“Once, during my first attempt, I got caught on Dutch soil by the Germans,” I remarked in the course of the conversation.

“What? On Dutch territory? Where was that?” The sergeant was very much interested.

“I can show it to you on a map. It was northwest of Bocholt.”

He disappeared and returned with maps and telegraph forms. I told him my story, and he made notes and wrote two telegrams.

“What you say is possible,” he said at last. “Our men stand three hundred meters behind the actual frontier.”

The next two nights we spent in a hutment in Coevorden. We met a number of Russian privates and N.C.O.’s there, who had made good their escape and were, like us, waiting to be sent to a quarantine camp. Among them were three who had crossed the same night as we, but through the woods at the northern end of the swamp. We were indebted to them and their dead comrade on German soil for the warning shots at midnight.

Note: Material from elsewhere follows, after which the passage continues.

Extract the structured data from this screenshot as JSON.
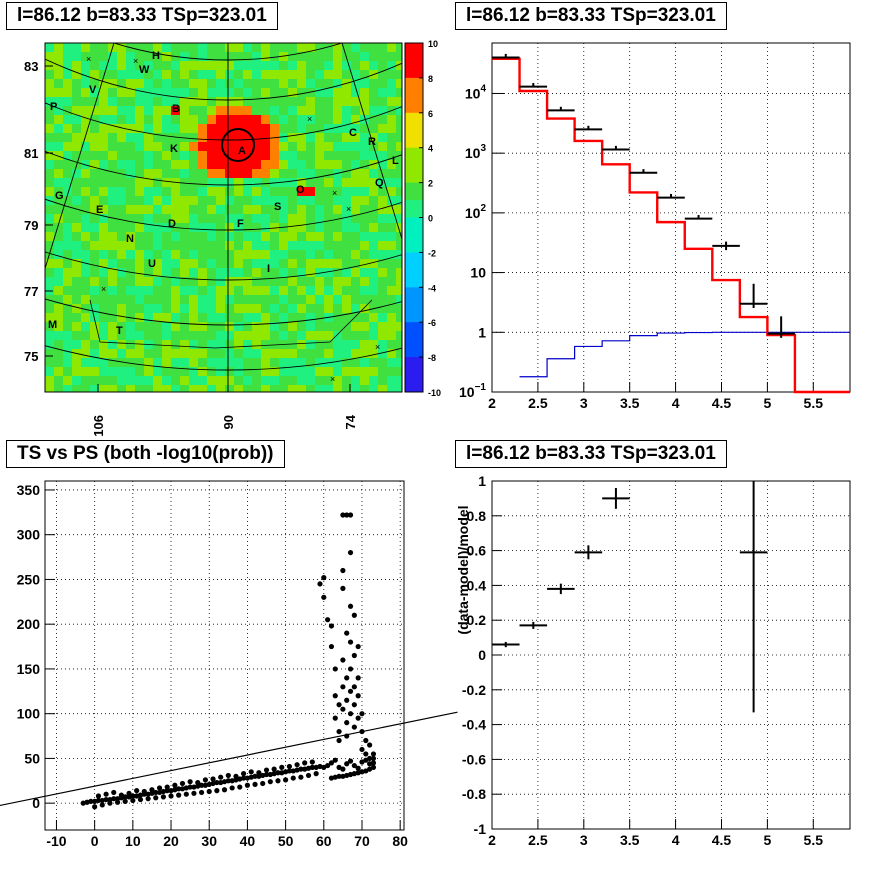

There followed a fortnight in quarantine camp in Enschede. Under the Dutch regulations, any person “crossing the frontier in an irregular manner,” without a passport, viséd by a Dutch consul, is subjected to this quarantine. We tried to shorten our stay there, pleading that we came from a healthy camp. We were unsuccessful.

We did not like Enschede camp. The food was insufficient for us, who could not live almost exclusively on potatoes. We found it strange that we should not be allowed to supplement our rations by purchasing extra food. The only things we could buy, at first, were apples and chocolate, and only a limited amount of either. Our deep gratitude is due, however, to Mr. Tattersall of Enschede, who indefatigably looked after us and the other Englishmen in Enschede camp, much to the disadvantage of his pocket.

After we had received a clean bill of health, being civilians, we were allowed to proceed to Rotterdam without a guard. We arrived there at ten o’clock one night, and I was promptly arrested, being mistaken for an embezzler who had decamped the same day from somewhere, taking fifteen thousand florins of another man’s money with him. My health passport saved the situation.

The next morning we were at the British consulate. The rest of the day we careered through the town in a motor-car—from the consulate to the shipping-office, from the shipping-office to somewhere else, from there to the consulate’s doctor, back to the shipping-office and the photographer, and again to the consulate. That night we were on board at Hook of Holland.